L’accès physique au terrain est un autre point de blocage fréquent. Un terrain enclavé, sans servitude de passage enregistrée, perd une partie significative de sa valeur et peut devenir inconstructible dans les faits. La vérification de l’accès, des raccordements (eau, électricité, évacuation des eaux) et du permis de construire existant relève de la due diligence technique, distincte de la due diligence juridique sur le titre.

Financement d’un achat immobilier en Thaïlande sans crédit local
Les banques thaïlandaises prêtent très rarement aux non-résidents. Pour un Français, cela signifie que l’achat d’une maison en Thaïlande se finance presque toujours sur fonds propres. Cette réalité change profondément la nature du projet par rapport à un investissement immobilier en France.
Sans effet de levier bancaire, le budget disponible correspond au capital mobilisable immédiatement. Le calendrier d’acquisition est aussi différent : pas de délai d’obtention de prêt, mais une exposition totale du capital personnel en cas de litige ou de perte de valeur du bien.
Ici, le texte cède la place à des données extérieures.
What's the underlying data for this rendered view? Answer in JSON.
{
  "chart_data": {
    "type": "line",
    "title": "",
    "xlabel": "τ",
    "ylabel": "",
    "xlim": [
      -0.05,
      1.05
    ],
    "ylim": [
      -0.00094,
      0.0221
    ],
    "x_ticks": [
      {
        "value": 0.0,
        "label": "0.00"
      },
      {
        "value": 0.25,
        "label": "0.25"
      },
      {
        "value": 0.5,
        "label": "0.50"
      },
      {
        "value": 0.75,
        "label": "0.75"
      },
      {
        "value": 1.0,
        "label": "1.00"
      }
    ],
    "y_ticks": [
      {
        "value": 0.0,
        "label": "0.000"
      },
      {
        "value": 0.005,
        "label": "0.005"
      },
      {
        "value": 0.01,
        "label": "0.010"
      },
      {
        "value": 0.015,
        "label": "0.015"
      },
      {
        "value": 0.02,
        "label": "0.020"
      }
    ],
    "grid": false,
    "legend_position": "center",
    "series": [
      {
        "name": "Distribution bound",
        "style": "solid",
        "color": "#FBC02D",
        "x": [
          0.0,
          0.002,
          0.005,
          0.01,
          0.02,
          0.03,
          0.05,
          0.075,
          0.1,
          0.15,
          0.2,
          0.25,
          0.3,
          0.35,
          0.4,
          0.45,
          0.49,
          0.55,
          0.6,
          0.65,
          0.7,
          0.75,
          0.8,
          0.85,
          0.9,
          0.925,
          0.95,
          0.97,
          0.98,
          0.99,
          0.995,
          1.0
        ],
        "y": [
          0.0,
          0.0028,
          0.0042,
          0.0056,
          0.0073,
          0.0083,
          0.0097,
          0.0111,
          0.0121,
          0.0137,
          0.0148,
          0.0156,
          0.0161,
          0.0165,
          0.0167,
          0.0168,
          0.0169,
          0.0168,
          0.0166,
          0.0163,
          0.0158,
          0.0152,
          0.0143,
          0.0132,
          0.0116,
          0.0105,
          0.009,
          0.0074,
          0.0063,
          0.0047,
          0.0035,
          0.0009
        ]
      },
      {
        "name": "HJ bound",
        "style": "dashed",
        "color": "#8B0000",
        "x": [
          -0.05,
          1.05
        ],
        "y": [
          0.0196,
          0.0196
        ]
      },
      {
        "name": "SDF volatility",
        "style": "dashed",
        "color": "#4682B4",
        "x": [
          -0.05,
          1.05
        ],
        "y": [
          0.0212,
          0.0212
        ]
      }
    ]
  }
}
Certains promoteurs proposent des facilités de paiement échelonnées (notamment pour les achats sur plan), mais ces échéanciers ne remplacent pas un crédit. Le risque de défaillance du promoteur avant livraison reste entièrement supporté par l’acheteur. L’absence de garantie d’achèvement comparable au droit français (type VEFA) rend ce type d’achat particulièrement exposé.
Condo en Thaïlande : la seule propriété directe accessible aux étrangers
Le condominium (condo) est le seul type de bien qu’un étranger peut détenir en pleine propriété (freehold) en Thaïlande, à condition que le quota étranger de la copropriété ne dépasse pas 49 % de la surface totale de l’immeuble.
Cette contrainte de quota a une implication directe : dans les résidences prisées de Pattaya, Bangkok ou Phuket, la part étrangère peut déjà être saturée. Avant tout engagement, vérifier auprès du gestionnaire de la copropriété que le quota n’est pas atteint évite une situation où le contrat est signé mais l’enregistrement au Land Department refusé.
Pour une maison avec terrain, le schéma de propriété directe n’existe pas. Le choix se résume donc à un bail longue durée sur le terrain combiné à la propriété du bâti, ou à l’achat d’un condo en freehold. Chaque option implique un niveau de protection, un budget et une stratégie de revente différents.
Le marché immobilier thaïlandais attire par ses prix et son cadre de vie, mais chaque étape juridique et financière obéit à des règles éloignées du droit français. Un avocat spécialisé en droit immobilier thaïlandais, indépendant du vendeur et de l’agent, reste le seul filtre fiable entre un projet réussi et une perte sèche.